“All that time in a cage, with only a run out once a day, and a row with the cat! Yes, all that time, and why not? What’s the odds so long as you’re happy? Ha! ha! ha!

“I confess I do dream sometimes of the wild dark forest lands of Australia, and I think at times I would like to lead a life of freedom away in the woods yonder, just as the rooks and the pigeons do. Dash my bill! Dick, but I would make it warm for some of them in the woods—ha! ha! ha!

“Sometimes when the sparrows—they are cheeky enough for anything—come close to my cage, I give vent to what master calls my war-cry, and they almost drop dead with fright.

“‘Scray!’ that’s my war-cry, and it is louder than a railway whistle, and shriller than a bagpipe.

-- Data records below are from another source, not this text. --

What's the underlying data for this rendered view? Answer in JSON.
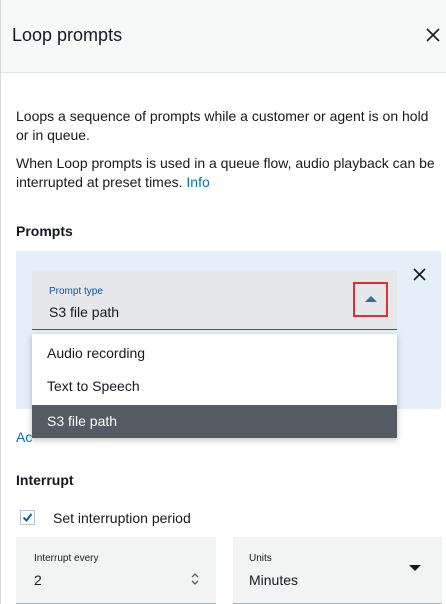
{
  "header": {
    "title": "Loop prompts"
  },
  "description": {
    "line1": "Loops a sequence of prompts while a customer or agent is on hold or in queue.",
    "line2": "When Loop prompts is used in a queue flow, audio playback can be interrupted at preset times.",
    "info_link": "Info"
  },
  "prompts": {
    "heading": "Prompts",
    "select": {
      "label": "Prompt type",
      "value": "S3 file path"
    },
    "options": [
      "Audio recording",
      "Text to Speech",
      "S3 file path"
    ],
    "add_stub": "Ac"
  },
  "interrupt": {
    "heading": "Interrupt",
    "checkbox_label": "Set interruption period",
    "checked": true,
    "every": {
      "label": "Interrupt every",
      "value": "2"
    },
    "units": {
      "label": "Units",
      "value": "Minutes"
    }
  },
  "colors": {
    "accent": "#0073bb",
    "selected_option": "#545b64",
    "highlight_box": "#dd2f36",
    "prompt_area_bg": "#e4eff9"
  }
}
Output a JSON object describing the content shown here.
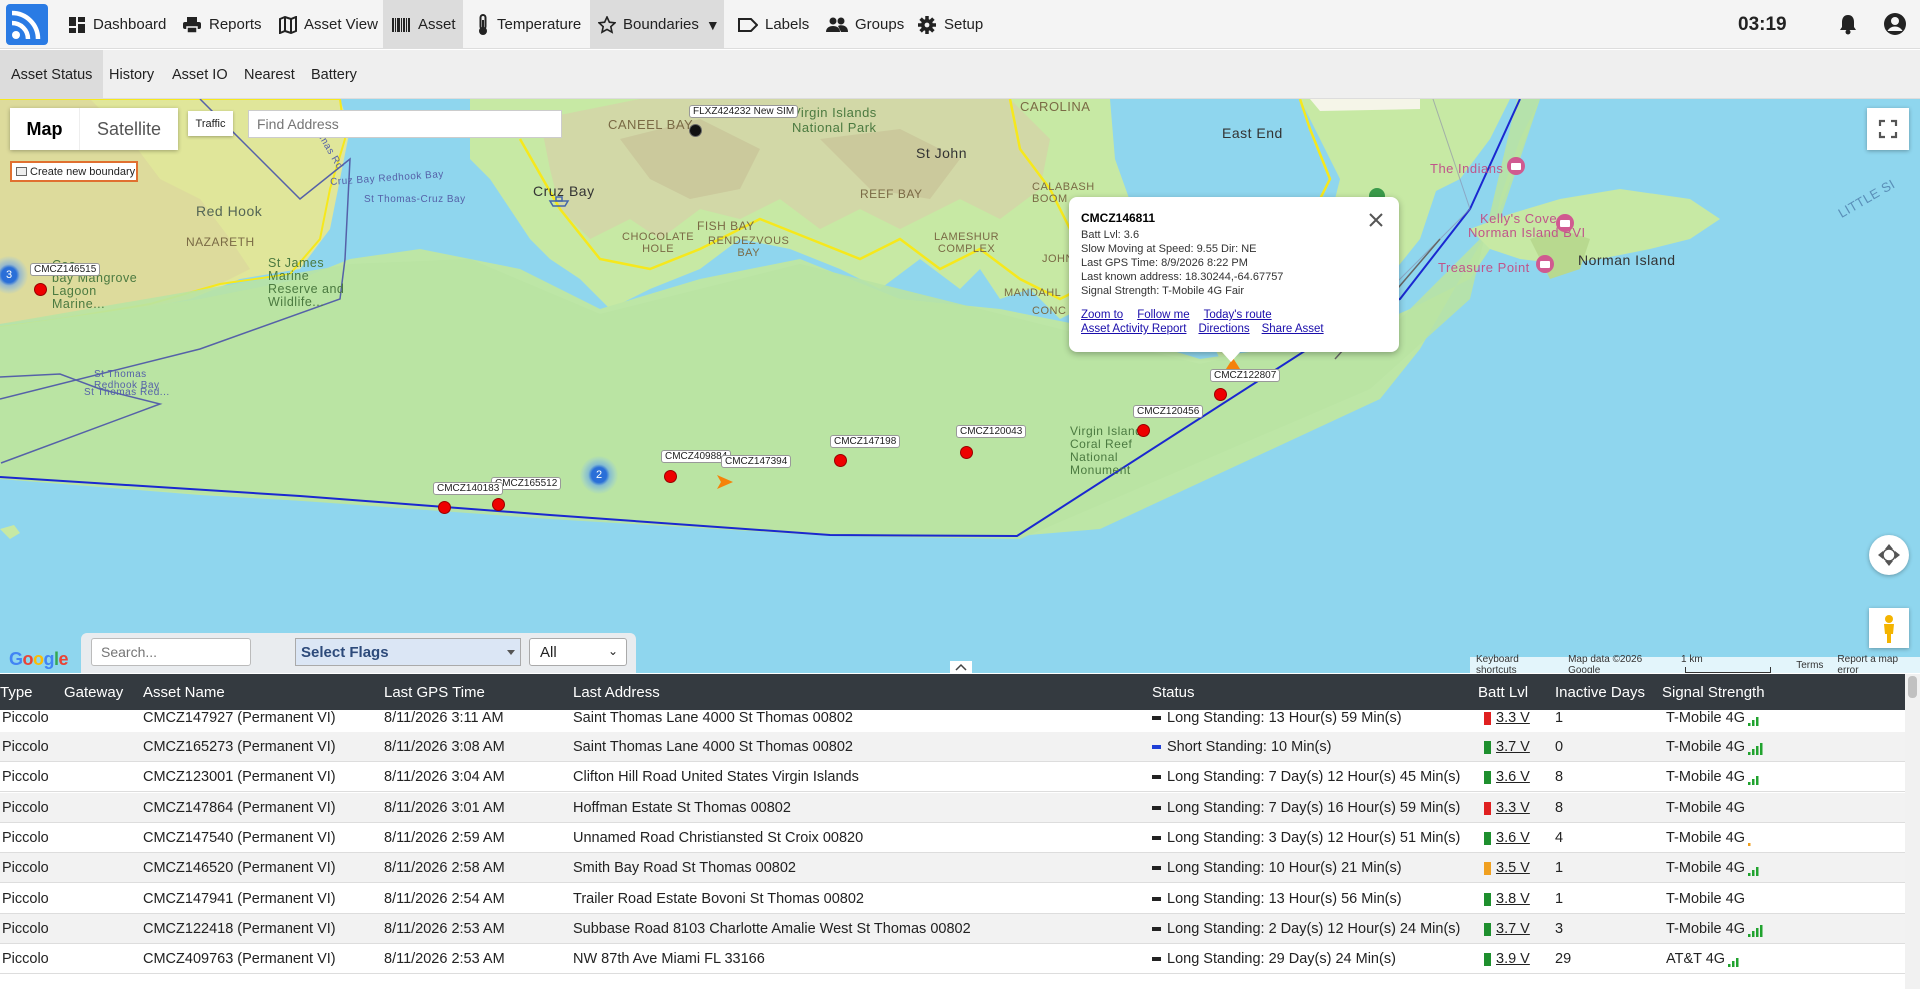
{
  "nav": {
    "items": [
      {
        "label": "Dashboard"
      },
      {
        "label": "Reports"
      },
      {
        "label": "Asset View"
      },
      {
        "label": "Asset"
      },
      {
        "label": "Temperature"
      },
      {
        "label": "Boundaries"
      },
      {
        "label": "Labels"
      },
      {
        "label": "Groups"
      },
      {
        "label": "Setup"
      }
    ],
    "clock": "03:19"
  },
  "subnav": {
    "items": [
      {
        "label": "Asset Status"
      },
      {
        "label": "History"
      },
      {
        "label": "Asset IO"
      },
      {
        "label": "Nearest"
      },
      {
        "label": "Battery"
      }
    ]
  },
  "map": {
    "type_map": "Map",
    "type_satellite": "Satellite",
    "traffic": "Traffic",
    "find_placeholder": "Find Address",
    "new_boundary": "Create new boundary",
    "place_labels": {
      "caneel": "CANEEL BAY",
      "virgin_np": "Virgin Islands\nNational Park",
      "carolina": "CAROLINA",
      "east_end": "East End",
      "indians": "The Indians",
      "kellys": "Kelly's Cove",
      "norman_bvi": "Norman Island BVI",
      "treasure": "Treasure Point",
      "norman": "Norman Island",
      "little": "LITTLE SI",
      "st_john": "St John",
      "reef_bay": "REEF BAY",
      "cruz_bay": "Cruz Bay",
      "fish_bay": "FISH BAY",
      "chocolate": "CHOCOLATE\nHOLE",
      "rendezvous": "RENDEZVOUS\nBAY",
      "lameshur": "LAMESHUR\nCOMPLEX",
      "calabash": "CALABASH\nBOOM",
      "mandahl": "MANDAHL",
      "conc": "CONC",
      "john": "JOHN",
      "red_hook": "Red Hook",
      "nazareth": "NAZARETH",
      "lagoon": "Cas\nbay Mangrove\nLagoon\nMarine...",
      "st_james": "St James\nMarine\nReserve and\nWildlife...",
      "cruz_bay_redhook": "Cruz Bay Redhook Bay",
      "st_thomas_cruz": "St Thomas-Cruz Bay",
      "st_thomas_red": "St Thomas\nRedhook Bay",
      "thomas_rd": "Thomas Rd",
      "st_thomas_red2": "St Thomas Red...",
      "coral_reef": "Virgin Islands\nCoral Reef\nNational\nMonument"
    },
    "assets": [
      {
        "label": "FLXZ424232 New SIM"
      },
      {
        "label": "CMCZ146515"
      },
      {
        "label": "CMCZ122807"
      },
      {
        "label": "CMCZ120456"
      },
      {
        "label": "CMCZ120043"
      },
      {
        "label": "CMCZ147198"
      },
      {
        "label": "CMCZ409884"
      },
      {
        "label": "CMCZ147394"
      },
      {
        "label": "CMCZ165512"
      },
      {
        "label": "CMCZ140183"
      }
    ],
    "clusters": [
      {
        "count": "3"
      },
      {
        "count": "2"
      }
    ],
    "popup": {
      "title": "CMCZ146811",
      "lines": [
        "Batt Lvl: 3.6",
        "Slow Moving at Speed: 9.55 Dir: NE",
        "Last GPS Time: 8/9/2026 8:22 PM",
        "Last known address: 18.30244,-64.67757",
        "Signal Strength: T-Mobile 4G Fair"
      ],
      "links": [
        "Zoom to",
        "Follow me",
        "Today's route",
        "Asset Activity Report",
        "Directions",
        "Share Asset"
      ]
    },
    "search_placeholder": "Search...",
    "flags_select": "Select Flags",
    "all_select": "All",
    "google": "Google",
    "attribution": {
      "shortcuts": "Keyboard shortcuts",
      "mapdata": "Map data ©2026 Google",
      "scale": "1 km",
      "terms": "Terms",
      "report": "Report a map error"
    }
  },
  "table": {
    "columns": [
      "Type",
      "Gateway",
      "Asset Name",
      "Last GPS Time",
      "Last Address",
      "Status",
      "Batt Lvl",
      "Inactive Days",
      "Signal Strength"
    ],
    "rows": [
      {
        "type": "Piccolo",
        "name": "CMCZ147927 (Permanent VI)",
        "gps": "8/11/2026 3:11 AM",
        "address": "Saint Thomas Lane 4000 St Thomas 00802",
        "status": "Long Standing: 13 Hour(s) 59 Min(s)",
        "status_color": "#222222",
        "batt": "3.3 V",
        "batt_color": "#e02020",
        "inactive": "1",
        "signal": "T-Mobile 4G",
        "signal_bars": 3,
        "signal_color": "#21a32f"
      },
      {
        "type": "Piccolo",
        "name": "CMCZ165273 (Permanent VI)",
        "gps": "8/11/2026 3:08 AM",
        "address": "Saint Thomas Lane 4000 St Thomas 00802",
        "status": "Short Standing: 10 Min(s)",
        "status_color": "#1f3fd6",
        "batt": "3.7 V",
        "batt_color": "#1e8f2e",
        "inactive": "0",
        "signal": "T-Mobile 4G",
        "signal_bars": 4,
        "signal_color": "#21a32f"
      },
      {
        "type": "Piccolo",
        "name": "CMCZ123001 (Permanent VI)",
        "gps": "8/11/2026 3:04 AM",
        "address": "Clifton Hill Road United States Virgin Islands",
        "status": "Long Standing: 7 Day(s) 12 Hour(s) 45 Min(s)",
        "status_color": "#222222",
        "batt": "3.6 V",
        "batt_color": "#1e8f2e",
        "inactive": "8",
        "signal": "T-Mobile 4G",
        "signal_bars": 3,
        "signal_color": "#21a32f"
      },
      {
        "type": "Piccolo",
        "name": "CMCZ147864 (Permanent VI)",
        "gps": "8/11/2026 3:01 AM",
        "address": "Hoffman Estate St Thomas 00802",
        "status": "Long Standing: 7 Day(s) 16 Hour(s) 59 Min(s)",
        "status_color": "#222222",
        "batt": "3.3 V",
        "batt_color": "#e02020",
        "inactive": "8",
        "signal": "T-Mobile 4G",
        "signal_bars": 0,
        "signal_color": "#21a32f"
      },
      {
        "type": "Piccolo",
        "name": "CMCZ147540 (Permanent VI)",
        "gps": "8/11/2026 2:59 AM",
        "address": "Unnamed Road Christiansted St Croix 00820",
        "status": "Long Standing: 3 Day(s) 12 Hour(s) 51 Min(s)",
        "status_color": "#222222",
        "batt": "3.6 V",
        "batt_color": "#1e8f2e",
        "inactive": "4",
        "signal": "T-Mobile 4G",
        "signal_bars": 1,
        "signal_color": "#f0a020"
      },
      {
        "type": "Piccolo",
        "name": "CMCZ146520 (Permanent VI)",
        "gps": "8/11/2026 2:58 AM",
        "address": "Smith Bay Road St Thomas 00802",
        "status": "Long Standing: 10 Hour(s) 21 Min(s)",
        "status_color": "#222222",
        "batt": "3.5 V",
        "batt_color": "#f0a020",
        "inactive": "1",
        "signal": "T-Mobile 4G",
        "signal_bars": 3,
        "signal_color": "#21a32f"
      },
      {
        "type": "Piccolo",
        "name": "CMCZ147941 (Permanent VI)",
        "gps": "8/11/2026 2:54 AM",
        "address": "Trailer Road Estate Bovoni St Thomas 00802",
        "status": "Long Standing: 13 Hour(s) 56 Min(s)",
        "status_color": "#222222",
        "batt": "3.8 V",
        "batt_color": "#1e8f2e",
        "inactive": "1",
        "signal": "T-Mobile 4G",
        "signal_bars": 0,
        "signal_color": "#21a32f"
      },
      {
        "type": "Piccolo",
        "name": "CMCZ122418 (Permanent VI)",
        "gps": "8/11/2026 2:53 AM",
        "address": "Subbase Road 8103 Charlotte Amalie West St Thomas 00802",
        "status": "Long Standing: 2 Day(s) 12 Hour(s) 24 Min(s)",
        "status_color": "#222222",
        "batt": "3.7 V",
        "batt_color": "#1e8f2e",
        "inactive": "3",
        "signal": "T-Mobile 4G",
        "signal_bars": 4,
        "signal_color": "#21a32f"
      },
      {
        "type": "Piccolo",
        "name": "CMCZ409763 (Permanent VI)",
        "gps": "8/11/2026 2:53 AM",
        "address": "NW 87th Ave Miami FL 33166",
        "status": "Long Standing: 29 Day(s) 24 Min(s)",
        "status_color": "#222222",
        "batt": "3.9 V",
        "batt_color": "#1e8f2e",
        "inactive": "29",
        "signal": "AT&T 4G",
        "signal_bars": 3,
        "signal_color": "#21a32f"
      }
    ]
  }
}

“‘Scray! Scray! Scray—ay—ay!’

“That’s it again.

“Master has just pitched a ‘Bradshaw’ at my cage. I’ll tear that ‘Bradshaw’ to bits first chance I have.

“Master says my war-cry is the worst of me. It is so startling, he says.

“That’s just where it is—what would be the use of a war-cry if it weren’t startling? Eh, Dick?

“Now out in the Australian jungles, this war-cry is the only defence we poor cockatoos have against the venomous snakes.